Isère le 17 mars 2017 - Elisabeth Laverdant - Agroalimentaire

Un speed meeting alimentaire à Seyssins
Digimiam - Producteurs et distributeurs peuvent se rencontrer et nouer des relations commerciales

Ils ont trois heures, pas une de plus. Agriculteurs, distributeurs, restaurateurs ou encore artisans : tous participent le 20 mars prochain aux Rencontres entre professionnels de l'alimentation à Seyssins. Une nouvelle manière de développer des relations commerciales et locales.

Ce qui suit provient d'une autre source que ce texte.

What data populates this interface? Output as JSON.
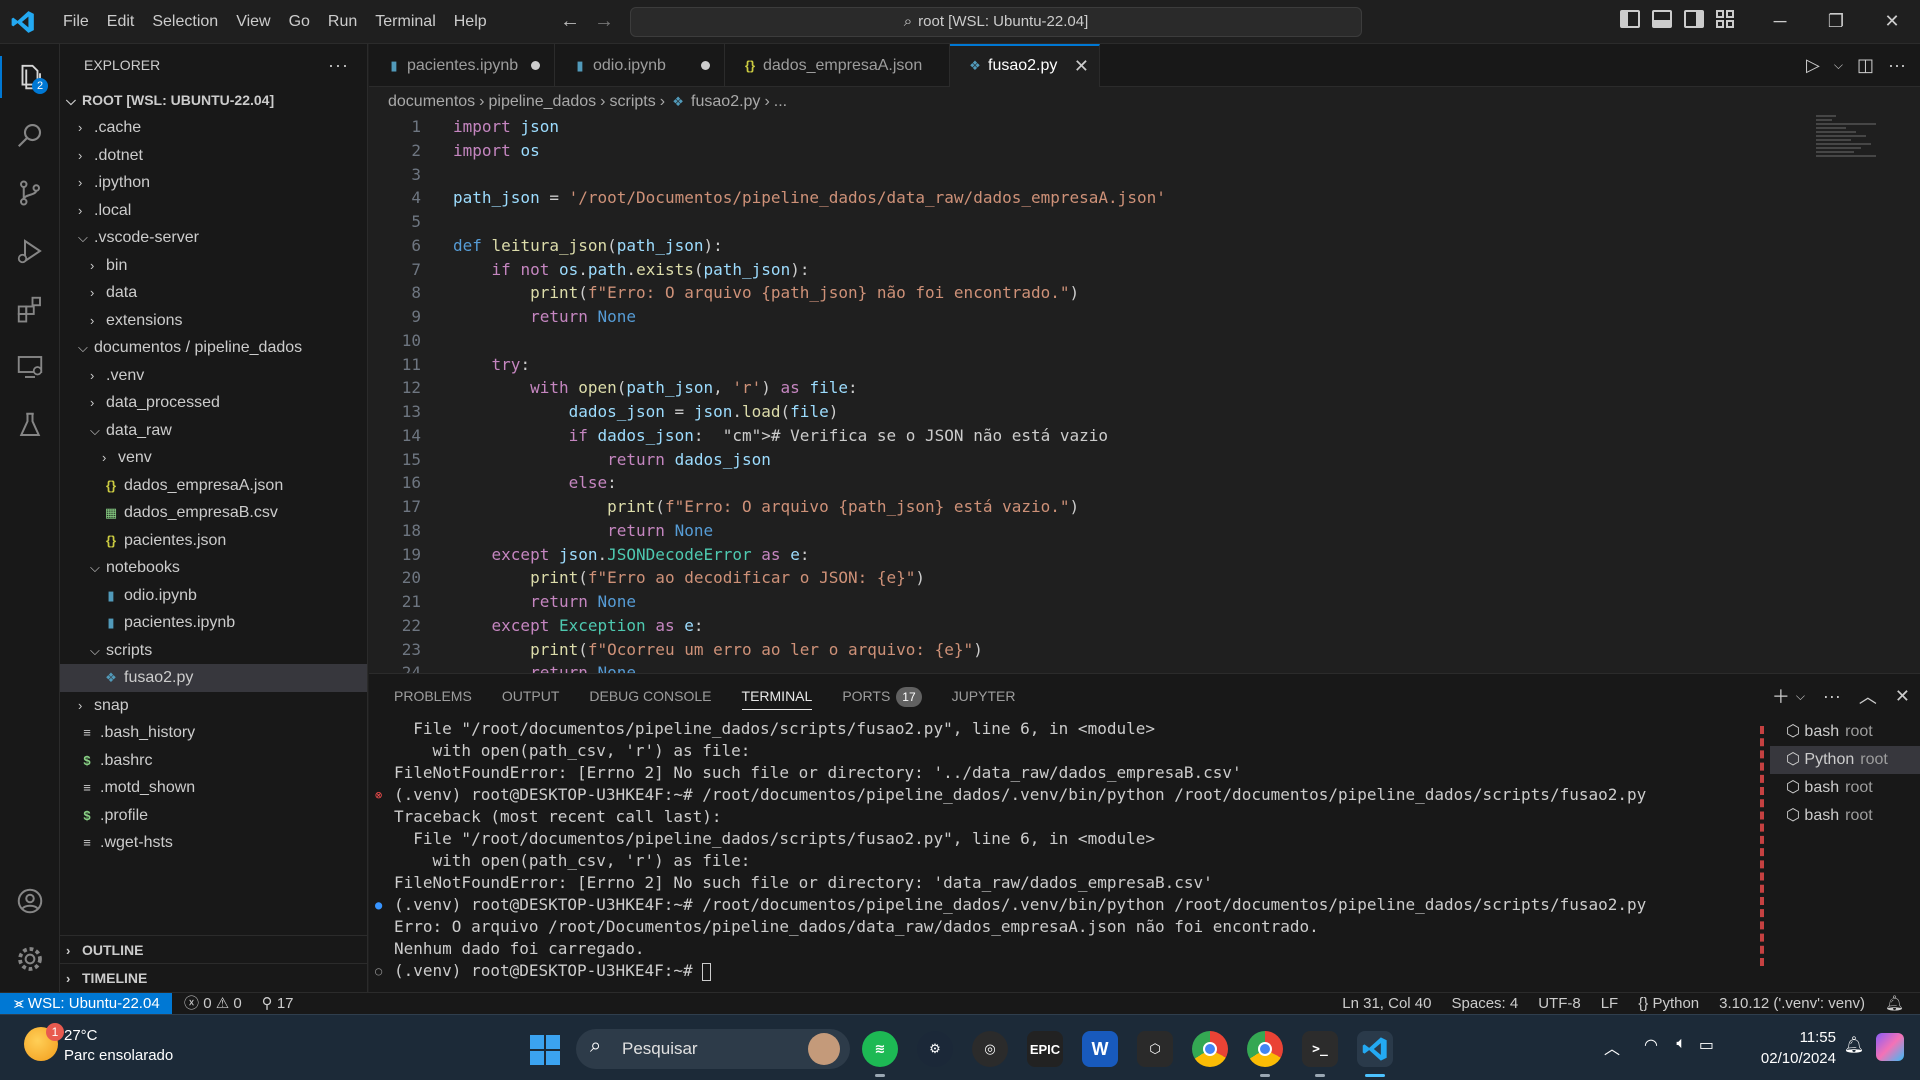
{
  "titlebar": {
    "menu": [
      "File",
      "Edit",
      "Selection",
      "View",
      "Go",
      "Run",
      "Terminal",
      "Help"
    ],
    "command_center": "root [WSL: Ubuntu-22.04]"
  },
  "activity": {
    "explorer_badge": "2"
  },
  "explorer": {
    "title": "EXPLORER",
    "root_label": "ROOT [WSL: UBUNTU-22.04]",
    "tree": [
      {
        "label": ".cache",
        "type": "folder",
        "open": false,
        "depth": 1
      },
      {
        "label": ".dotnet",
        "type": "folder",
        "open": false,
        "depth": 1
      },
      {
        "label": ".ipython",
        "type": "folder",
        "open": false,
        "depth": 1
      },
      {
        "label": ".local",
        "type": "folder",
        "open": false,
        "depth": 1
      },
      {
        "label": ".vscode-server",
        "type": "folder",
        "open": true,
        "depth": 1
      },
      {
        "label": "bin",
        "type": "folder",
        "open": false,
        "depth": 2
      },
      {
        "label": "data",
        "type": "folder",
        "open": false,
        "depth": 2
      },
      {
        "label": "extensions",
        "type": "folder",
        "open": false,
        "depth": 2
      },
      {
        "label": "documentos / pipeline_dados",
        "type": "folder",
        "open": true,
        "depth": 1
      },
      {
        "label": ".venv",
        "type": "folder",
        "open": false,
        "depth": 2
      },
      {
        "label": "data_processed",
        "type": "folder",
        "open": false,
        "depth": 2
      },
      {
        "label": "data_raw",
        "type": "folder",
        "open": true,
        "depth": 2
      },
      {
        "label": "venv",
        "type": "folder",
        "open": false,
        "depth": 3
      },
      {
        "label": "dados_empresaA.json",
        "type": "json",
        "depth": 3
      },
      {
        "label": "dados_empresaB.csv",
        "type": "csv",
        "depth": 3
      },
      {
        "label": "pacientes.json",
        "type": "json",
        "depth": 3
      },
      {
        "label": "notebooks",
        "type": "folder",
        "open": true,
        "depth": 2
      },
      {
        "label": "odio.ipynb",
        "type": "nb",
        "depth": 3
      },
      {
        "label": "pacientes.ipynb",
        "type": "nb",
        "depth": 3
      },
      {
        "label": "scripts",
        "type": "folder",
        "open": true,
        "depth": 2
      },
      {
        "label": "fusao2.py",
        "type": "py",
        "depth": 3,
        "selected": true
      },
      {
        "label": "snap",
        "type": "folder",
        "open": false,
        "depth": 1
      },
      {
        "label": ".bash_history",
        "type": "txt",
        "depth": 1
      },
      {
        "label": ".bashrc",
        "type": "sh",
        "depth": 1
      },
      {
        "label": ".motd_shown",
        "type": "txt",
        "depth": 1
      },
      {
        "label": ".profile",
        "type": "sh",
        "depth": 1
      },
      {
        "label": ".wget-hsts",
        "type": "txt",
        "depth": 1
      }
    ],
    "outline": "OUTLINE",
    "timeline": "TIMELINE"
  },
  "tabs": [
    {
      "label": "pacientes.ipynb",
      "icon": "nb",
      "state": "dirty"
    },
    {
      "label": "odio.ipynb",
      "icon": "nb",
      "state": "dirty"
    },
    {
      "label": "dados_empresaA.json",
      "icon": "json",
      "state": "clean"
    },
    {
      "label": "fusao2.py",
      "icon": "py",
      "state": "active"
    }
  ],
  "breadcrumb": [
    "documentos",
    "pipeline_dados",
    "scripts",
    "fusao2.py",
    "..."
  ],
  "code": {
    "lines": [
      "import json",
      "import os",
      "",
      "path_json = '/root/Documentos/pipeline_dados/data_raw/dados_empresaA.json'",
      "",
      "def leitura_json(path_json):",
      "    if not os.path.exists(path_json):",
      "        print(f\"Erro: O arquivo {path_json} não foi encontrado.\")",
      "        return None",
      "",
      "    try:",
      "        with open(path_json, 'r') as file:",
      "            dados_json = json.load(file)",
      "            if dados_json:  # Verifica se o JSON não está vazio",
      "                return dados_json",
      "            else:",
      "                print(f\"Erro: O arquivo {path_json} está vazio.\")",
      "                return None",
      "    except json.JSONDecodeError as e:",
      "        print(f\"Erro ao decodificar o JSON: {e}\")",
      "        return None",
      "    except Exception as e:",
      "        print(f\"Ocorreu um erro ao ler o arquivo: {e}\")",
      "        return None"
    ]
  },
  "panel": {
    "tabs": [
      "PROBLEMS",
      "OUTPUT",
      "DEBUG CONSOLE",
      "TERMINAL",
      "PORTS",
      "JUPYTER"
    ],
    "active_tab": "TERMINAL",
    "ports_badge": "17",
    "terminal_lines": [
      {
        "text": "  File \"/root/documentos/pipeline_dados/scripts/fusao2.py\", line 6, in <module>",
        "deco": ""
      },
      {
        "text": "    with open(path_csv, 'r') as file:",
        "deco": ""
      },
      {
        "text": "FileNotFoundError: [Errno 2] No such file or directory: '../data_raw/dados_empresaB.csv'",
        "deco": ""
      },
      {
        "text": "(.venv) root@DESKTOP-U3HKE4F:~# /root/documentos/pipeline_dados/.venv/bin/python /root/documentos/pipeline_dados/scripts/fusao2.py",
        "deco": "error"
      },
      {
        "text": "Traceback (most recent call last):",
        "deco": ""
      },
      {
        "text": "  File \"/root/documentos/pipeline_dados/scripts/fusao2.py\", line 6, in <module>",
        "deco": ""
      },
      {
        "text": "    with open(path_csv, 'r') as file:",
        "deco": ""
      },
      {
        "text": "FileNotFoundError: [Errno 2] No such file or directory: 'data_raw/dados_empresaB.csv'",
        "deco": ""
      },
      {
        "text": "(.venv) root@DESKTOP-U3HKE4F:~# /root/documentos/pipeline_dados/.venv/bin/python /root/documentos/pipeline_dados/scripts/fusao2.py",
        "deco": "info"
      },
      {
        "text": "Erro: O arquivo /root/Documentos/pipeline_dados/data_raw/dados_empresaA.json não foi encontrado.",
        "deco": ""
      },
      {
        "text": "Nenhum dado foi carregado.",
        "deco": ""
      },
      {
        "text": "(.venv) root@DESKTOP-U3HKE4F:~# ",
        "deco": "empty"
      }
    ],
    "terminals": [
      {
        "name": "bash",
        "sub": "root",
        "active": false
      },
      {
        "name": "Python",
        "sub": "root",
        "active": true
      },
      {
        "name": "bash",
        "sub": "root",
        "active": false
      },
      {
        "name": "bash",
        "sub": "root",
        "active": false
      }
    ]
  },
  "statusbar": {
    "remote": "WSL: Ubuntu-22.04",
    "errors": "0",
    "warnings": "0",
    "ports": "17",
    "position": "Ln 31, Col 40",
    "spaces": "Spaces: 4",
    "encoding": "UTF-8",
    "eol": "LF",
    "language": "Python",
    "interpreter": "3.10.12 ('.venv': venv)"
  },
  "taskbar": {
    "weather_badge": "1",
    "temp": "27°C",
    "weather_desc": "Parc ensolarado",
    "search_placeholder": "Pesquisar",
    "time": "11:55",
    "date": "02/10/2024",
    "apps": [
      "spotify-icon",
      "steam-icon",
      "app-ring-icon",
      "epic-games-icon",
      "word-icon",
      "unity-icon",
      "chrome-icon",
      "chrome-profile-icon",
      "terminal-icon",
      "vscode-icon"
    ],
    "epic_label": "EPIC",
    "word_label": "W"
  },
  "colors": {
    "accent": "#0078d4",
    "error": "#f14c4c",
    "sidebar_bg": "#181818",
    "editor_bg": "#1f1f1f"
  }
}
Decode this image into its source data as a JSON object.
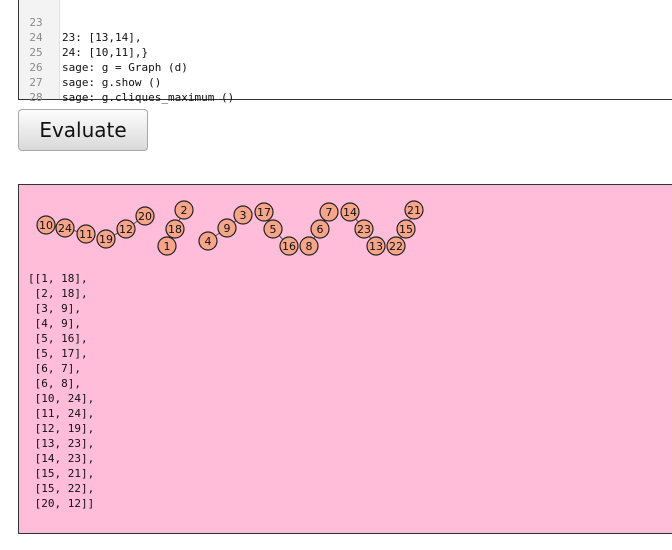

La demande est là. L’offre aussi. Le tout c’est de pouvoir réunir tout le monde. « Il y a une vraie demande des distributeurs locaux de vendre des produits locaux. Et côté producteurs, ils s’orientent vers une maîtrise de la commercialisation mais ils ne savent pas forcément comment faire », explique Geoffrey Lafosse, chargé de filières et circuits locaux à la chambre d’agriculture de l’Isère. C’est comme ça que sont nées les Rencontres de l’alimentation.

Les produits locaux intéressent de plus en plus les distributeurs. Et parmi eux, on trouve de grandes enseignes : Carrefour, Monoprix, Intermarché ou encore Leclerc. Ils seront présents à ces rencontres. Des restaurateurs privés seront de la partie mais également des collectivités. « On trouve des cantines scolaires mais aussi le Crous de Grenoble parmi les participants », note Geoffrey Lafosse. Chez les producteurs le panorama est très large. Agriculteurs bien sûrs, mais aussi artisans transformateurs ou organisations d’agriculteurs seront présents.

Le principe est simple. Il s'agit de faciliter les rencontres entre offre et demande. Le tout de manière très opérationnelle. « Et si ça marche, le but c’est aussi de développer des relations commerciales », poursuit Geoffrey Lafosse. Ainsi, les entreprises ont accès à un catalogue quelques temps avant l’événement. Elles renseignent les producteurs qu’elles veulent rencontrer et on leur envoie un planning pour le jour J.

Au-delà de nouer des relations parfois fructueuses, ces rencontres c’est aussi l’occasion de faire connaissance. « Certains vont découvrir qu’on ne pourra pas trouver de tomates toute l’année. Les producteurs découvriront quant à eux ce que c’est que de devoir livrer à heure fixe et en quantité fixe », souligne Geoffrey Lafosse. Chacun est amené à prendre conscience des spécificités des uns et des autres.

La recette semble en tout cas marcher. Lors de la première édition, 90 % des participants avaient trouvé un réel intérêt à ces rencontres. Une relation sur cinq s’était poursuivie suite aux rencontres. Cette année, ils sont 85 inscrits.